A faixa etária do maior número de participantes, treze (13), situava-se entre os sessenta (60) e os setenta (70) anos. Treze (13) participantes eram casados; sete (7) viúvos; dois (2) solteiros, dois (2) divorciados e um não respondeu a essa questão.
Quanto às habilitações acadêmicas, quatro (4) participantes frequentaram, por períodos mínimos, a escola, não tendo obtido nenhum grau acadêmico; um (1) obteve o 3º ano; doze (12) obtiveram o 4º ano; cinco (5) obtiveram o 6º ano; e três (3) obtiveram o 9º ano. Relativamente à profissão, os participantes desempenharam atividades profissionais pouco qualificadas tais como: construção civil; costura; feirante; doméstica; motorista profissional etc.
Métodos e instrumentos de recolha de dados
O paradigma de investigação que orientou este projeto de índole educativa foi o paradigma qualitativo interpretativo/hermenêutico, dado que este paradigma procura alcançar a compreensão dos fenômenos sociais e dos seus agentes. A sua linha de ação centra-se na descrição e interpretação das situações do cotidiano dos indivíduos, de modo a compreender as suas concepções e vivências, bem como o significado que lhes atribuem, visando a (trans)formação individual/coletiva, tornando-se os agentes sociais os protagonistas da sua própria mudança (SERRANO, 2004; BOGDAN; BIKLEN, 2013).
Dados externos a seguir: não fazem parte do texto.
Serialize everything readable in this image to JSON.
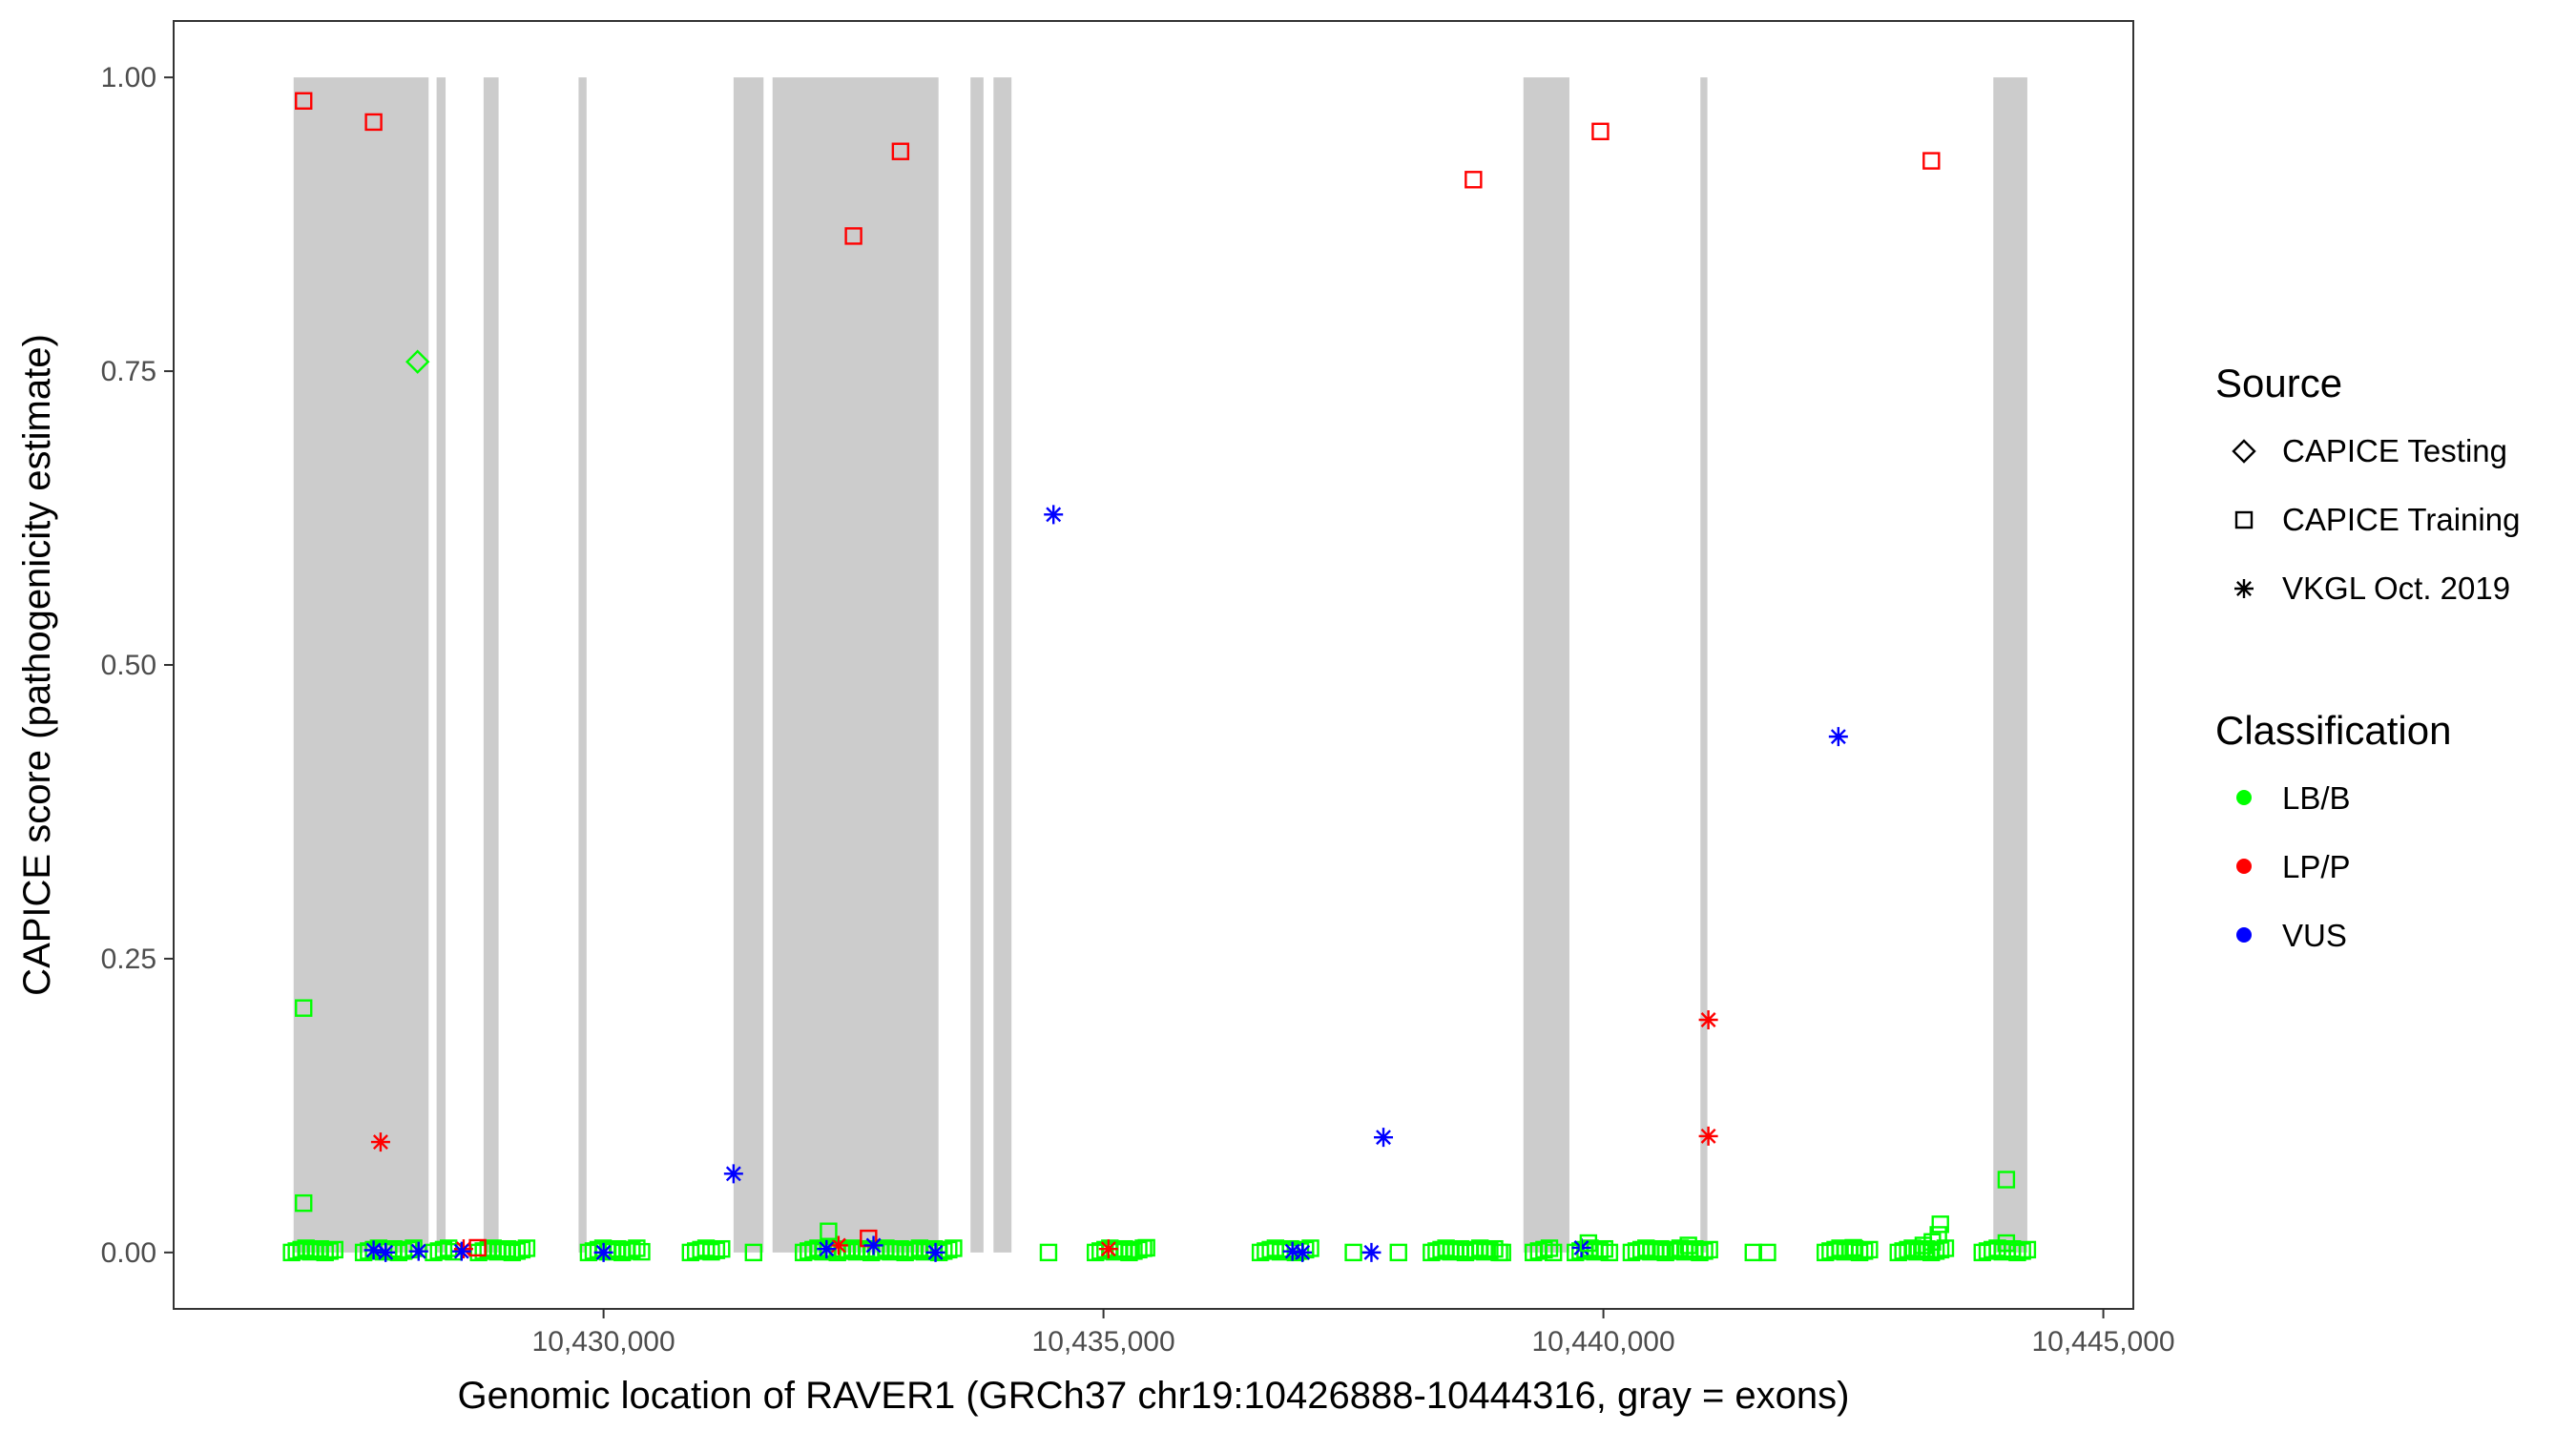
{
  "chart_data": {
    "type": "scatter",
    "xlabel": "Genomic location of RAVER1 (GRCh37 chr19:10426888-10444316, gray = exons)",
    "ylabel": "CAPICE score (pathogenicity estimate)",
    "xlim": [
      10425700,
      10445300
    ],
    "ylim": [
      -0.048,
      1.048
    ],
    "x_ticks": [
      10430000,
      10435000,
      10440000,
      10445000
    ],
    "x_tick_labels": [
      "10,430,000",
      "10,435,000",
      "10,440,000",
      "10,445,000"
    ],
    "y_ticks": [
      0,
      0.25,
      0.5,
      0.75,
      1.0
    ],
    "y_tick_labels": [
      "0.00",
      "0.25",
      "0.50",
      "0.75",
      "1.00"
    ],
    "exons": [
      [
        10426900,
        10428250
      ],
      [
        10428330,
        10428420
      ],
      [
        10428800,
        10428950
      ],
      [
        10429750,
        10429830
      ],
      [
        10431300,
        10431600
      ],
      [
        10431690,
        10433350
      ],
      [
        10433670,
        10433800
      ],
      [
        10433900,
        10434080
      ],
      [
        10439200,
        10439660
      ],
      [
        10440970,
        10441040
      ],
      [
        10443900,
        10444240
      ]
    ],
    "exon_color": "#cccccc",
    "grid": false,
    "legend": {
      "position": "right",
      "source": {
        "title": "Source",
        "entries": [
          {
            "label": "CAPICE Testing",
            "shape": "diamond"
          },
          {
            "label": "CAPICE Training",
            "shape": "square"
          },
          {
            "label": "VKGL Oct. 2019",
            "shape": "asterisk"
          }
        ]
      },
      "classification": {
        "title": "Classification",
        "entries": [
          {
            "label": "LB/B",
            "color": "#00ff00"
          },
          {
            "label": "LP/P",
            "color": "#ff0000"
          },
          {
            "label": "VUS",
            "color": "#0000ff"
          }
        ]
      }
    },
    "series": [
      {
        "classification": "LP/P",
        "source": "CAPICE Training",
        "shape": "square",
        "color": "#ff0000",
        "points": [
          [
            10427000,
            0.98
          ],
          [
            10427700,
            0.962
          ],
          [
            10432500,
            0.865
          ],
          [
            10432970,
            0.937
          ],
          [
            10438700,
            0.913
          ],
          [
            10439970,
            0.954
          ],
          [
            10443280,
            0.929
          ],
          [
            10428740,
            0.004
          ],
          [
            10432650,
            0.012
          ]
        ]
      },
      {
        "classification": "LP/P",
        "source": "VKGL Oct. 2019",
        "shape": "asterisk",
        "color": "#ff0000",
        "points": [
          [
            10427770,
            0.094
          ],
          [
            10441050,
            0.198
          ],
          [
            10441050,
            0.099
          ],
          [
            10428600,
            0.003
          ],
          [
            10432350,
            0.006
          ],
          [
            10435050,
            0.003
          ]
        ]
      },
      {
        "classification": "VUS",
        "source": "VKGL Oct. 2019",
        "shape": "asterisk",
        "color": "#0000ff",
        "points": [
          [
            10434500,
            0.628
          ],
          [
            10442350,
            0.439
          ],
          [
            10431300,
            0.067
          ],
          [
            10437800,
            0.098
          ],
          [
            10427700,
            0.002
          ],
          [
            10427820,
            0.0
          ],
          [
            10428150,
            0.001
          ],
          [
            10428580,
            0.001
          ],
          [
            10430000,
            0.0
          ],
          [
            10432230,
            0.003
          ],
          [
            10432700,
            0.006
          ],
          [
            10433320,
            0.0
          ],
          [
            10436890,
            0.001
          ],
          [
            10436990,
            0.0
          ],
          [
            10437680,
            0.0
          ],
          [
            10439780,
            0.004
          ]
        ]
      },
      {
        "classification": "LB/B",
        "source": "CAPICE Testing",
        "shape": "diamond",
        "color": "#00ff00",
        "points": [
          [
            10428140,
            0.758
          ]
        ]
      },
      {
        "classification": "LB/B",
        "source": "CAPICE Training",
        "shape": "square",
        "color": "#00ff00",
        "points": [
          [
            10427000,
            0.208
          ],
          [
            10427000,
            0.042
          ],
          [
            10432250,
            0.018
          ],
          [
            10443370,
            0.024
          ],
          [
            10443350,
            0.015
          ],
          [
            10444030,
            0.062
          ],
          [
            10444030,
            0.008
          ],
          [
            10434450,
            0.0
          ],
          [
            10431500,
            0.0
          ],
          [
            10435430,
            0.004
          ],
          [
            10437500,
            0.0
          ],
          [
            10437950,
            0.0
          ],
          [
            10438990,
            0.0
          ],
          [
            10439500,
            0.0
          ],
          [
            10439850,
            0.008
          ],
          [
            10440590,
            0.002
          ],
          [
            10440850,
            0.006
          ],
          [
            10441500,
            0.0
          ],
          [
            10441640,
            0.0
          ],
          [
            10443200,
            0.006
          ],
          [
            10443290,
            0.009
          ],
          [
            10442500,
            0.004
          ]
        ]
      },
      {
        "classification": "LB/B",
        "source": "CAPICE Training",
        "shape": "square-dense",
        "color": "#00ff00",
        "ranges": [
          [
            10426880,
            10427310
          ],
          [
            10427600,
            10428100
          ],
          [
            10428300,
            10428500
          ],
          [
            10428750,
            10429230
          ],
          [
            10429850,
            10430380
          ],
          [
            10430870,
            10431180
          ],
          [
            10432000,
            10433500
          ],
          [
            10434920,
            10435400
          ],
          [
            10436570,
            10437070
          ],
          [
            10438280,
            10438960
          ],
          [
            10439300,
            10439460
          ],
          [
            10439720,
            10440060
          ],
          [
            10440280,
            10441060
          ],
          [
            10442220,
            10442660
          ],
          [
            10442950,
            10443420
          ],
          [
            10443790,
            10444240
          ]
        ]
      }
    ]
  }
}
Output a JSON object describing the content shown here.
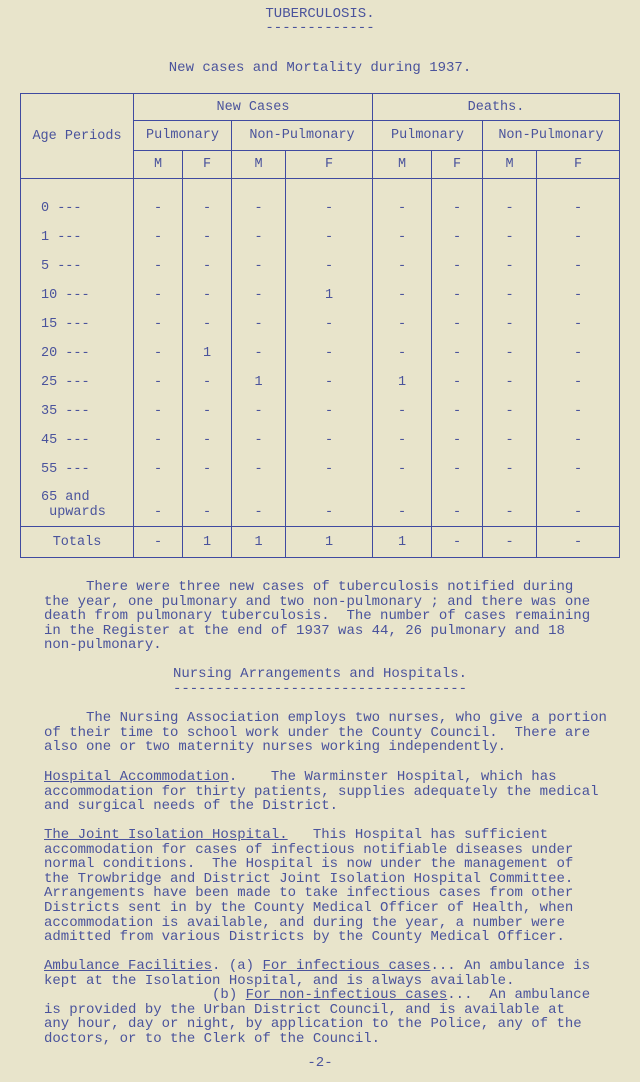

Os métodos subjacentes ao paradigma qualitativo, nomeadamente o etnográfico e a investigação-ação participativa constituíram os métodos orientadores do processo de investigação/intervenção. O método etnográfico, pressupondo uma observação e descrição pormenorizadas de elementos como a cultura, formas de vida e estrutura social, ajudou a compreender os comportamentos individuais/coletivos dos participantes e do contexto em que se inseriam (SERRANO, 2004). A investigação-ação participativa, enquanto uma metodologia que supõe simultaneamente a investigação e a ação e instiga a uma participação dos agentes sociais na resolução dos seus problemas através da consciencialização dos mesmos e da aquisição de conhecimentos e técnicas que possibilitem a transformação das situações e contextos (SERRANO, 2004; ANDER-EGG, 1990; BOGDAN; BIKLEN, 2013), foram entendidas como metodologias adequadas a um projeto de intervenção socioeducativa que se pretendia transformador de condições de vida.
Para recolha de dados fez-se uso de várias técnicas de investigação qualitativa como: observação direta e participante do tipo etnológico; inquérito por questionário; pesquisa e análise documental; conversas informais; diário de bordo e registo fotográfico.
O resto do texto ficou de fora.